Nice. That wasn’t exactly the word she would use to describe Wes Masters. Intense, focused, honest, uncompromising. She supposed those things made Wes nice, but they also made her incredibly attractive. And if that wasn’t enough, she was gorgeous. The morning’s fantasy popped back into her head. Okay—kill that picture right now. “How do you feel about her getting the job?”

Pete shrugged. “I don’t mind not having to deal with the politics.”

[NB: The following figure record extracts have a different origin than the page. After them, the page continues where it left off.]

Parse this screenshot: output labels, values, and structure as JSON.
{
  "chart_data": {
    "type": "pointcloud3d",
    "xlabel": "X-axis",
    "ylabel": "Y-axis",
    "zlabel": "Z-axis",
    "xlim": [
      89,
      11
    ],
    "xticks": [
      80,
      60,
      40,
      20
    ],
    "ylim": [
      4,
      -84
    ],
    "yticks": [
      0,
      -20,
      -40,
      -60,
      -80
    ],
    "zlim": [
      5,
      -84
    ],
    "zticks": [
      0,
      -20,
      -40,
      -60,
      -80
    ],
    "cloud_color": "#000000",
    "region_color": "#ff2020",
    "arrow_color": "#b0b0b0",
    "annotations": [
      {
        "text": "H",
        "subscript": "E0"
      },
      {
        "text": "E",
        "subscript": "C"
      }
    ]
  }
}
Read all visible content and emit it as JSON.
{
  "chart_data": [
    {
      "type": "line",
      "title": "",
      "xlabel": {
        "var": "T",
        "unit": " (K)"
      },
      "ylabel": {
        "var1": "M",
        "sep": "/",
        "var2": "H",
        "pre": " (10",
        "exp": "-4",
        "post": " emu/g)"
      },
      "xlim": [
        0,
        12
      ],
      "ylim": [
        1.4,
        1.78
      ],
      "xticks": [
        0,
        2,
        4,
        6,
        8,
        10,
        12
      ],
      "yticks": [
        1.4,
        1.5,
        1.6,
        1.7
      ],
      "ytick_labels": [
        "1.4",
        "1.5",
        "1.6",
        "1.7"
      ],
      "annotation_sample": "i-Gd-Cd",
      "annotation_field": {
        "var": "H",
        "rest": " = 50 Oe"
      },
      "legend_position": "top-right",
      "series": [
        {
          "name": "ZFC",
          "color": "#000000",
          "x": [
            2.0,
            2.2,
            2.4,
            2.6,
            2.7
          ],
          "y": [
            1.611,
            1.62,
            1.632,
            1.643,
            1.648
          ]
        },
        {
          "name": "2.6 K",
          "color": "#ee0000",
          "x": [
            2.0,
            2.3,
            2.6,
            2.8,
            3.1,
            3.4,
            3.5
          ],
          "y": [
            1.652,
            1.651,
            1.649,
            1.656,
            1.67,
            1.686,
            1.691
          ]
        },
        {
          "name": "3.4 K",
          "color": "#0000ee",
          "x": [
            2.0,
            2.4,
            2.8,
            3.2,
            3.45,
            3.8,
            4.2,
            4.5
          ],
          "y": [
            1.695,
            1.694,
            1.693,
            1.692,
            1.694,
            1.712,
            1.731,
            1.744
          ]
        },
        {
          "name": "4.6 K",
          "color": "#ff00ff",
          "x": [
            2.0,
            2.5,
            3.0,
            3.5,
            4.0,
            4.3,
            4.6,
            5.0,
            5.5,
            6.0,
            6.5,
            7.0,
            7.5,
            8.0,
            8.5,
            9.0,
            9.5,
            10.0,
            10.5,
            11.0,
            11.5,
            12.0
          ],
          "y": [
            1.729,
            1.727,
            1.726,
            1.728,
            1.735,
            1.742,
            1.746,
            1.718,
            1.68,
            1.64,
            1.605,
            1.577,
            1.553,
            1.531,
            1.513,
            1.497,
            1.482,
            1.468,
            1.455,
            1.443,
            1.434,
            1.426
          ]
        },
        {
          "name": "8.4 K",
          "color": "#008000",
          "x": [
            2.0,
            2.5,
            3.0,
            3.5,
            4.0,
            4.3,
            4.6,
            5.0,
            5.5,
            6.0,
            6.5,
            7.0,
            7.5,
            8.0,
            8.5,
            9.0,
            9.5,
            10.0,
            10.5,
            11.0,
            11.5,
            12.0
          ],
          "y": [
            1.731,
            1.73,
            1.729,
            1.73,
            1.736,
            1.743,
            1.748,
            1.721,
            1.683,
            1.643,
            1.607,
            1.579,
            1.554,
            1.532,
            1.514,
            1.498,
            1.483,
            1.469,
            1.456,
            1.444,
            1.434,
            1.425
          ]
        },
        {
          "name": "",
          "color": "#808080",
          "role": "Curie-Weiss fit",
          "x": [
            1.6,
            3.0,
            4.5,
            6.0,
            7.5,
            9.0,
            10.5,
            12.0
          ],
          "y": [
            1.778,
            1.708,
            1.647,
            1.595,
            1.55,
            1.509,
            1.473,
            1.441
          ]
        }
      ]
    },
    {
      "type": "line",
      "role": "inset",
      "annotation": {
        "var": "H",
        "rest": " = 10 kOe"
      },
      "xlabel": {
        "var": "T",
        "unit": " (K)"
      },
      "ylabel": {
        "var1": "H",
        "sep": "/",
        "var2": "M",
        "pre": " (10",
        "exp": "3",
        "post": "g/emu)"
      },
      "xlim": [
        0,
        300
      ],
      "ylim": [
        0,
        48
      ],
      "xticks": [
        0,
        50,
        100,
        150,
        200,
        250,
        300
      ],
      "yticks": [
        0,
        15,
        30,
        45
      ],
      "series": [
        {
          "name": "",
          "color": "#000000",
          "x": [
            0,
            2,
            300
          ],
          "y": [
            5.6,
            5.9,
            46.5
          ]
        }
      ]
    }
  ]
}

“That’s very political of you.” Evyn nudged his shoulder with hers.

“I don’t know. I guess we’ll just see how it works out.”

“Yeah. I guess we will.” Evyn waved good-bye and pushed out into the flat gray afternoon. As much as she liked Pete, she didn’t want to see Wes fail. Right now, what she really wanted was to see Wes again. When she was around her, she felt electrified. All of her senses were so charged, she thought she might start humming. She hadn’t been this keyed up during the night she’d spent with Louise. That had her worried. Whatever the strange effect Wes had on her, it was something she’d never experienced before. Reason enough to keep a safe distance. Fantasies, though, were harmless.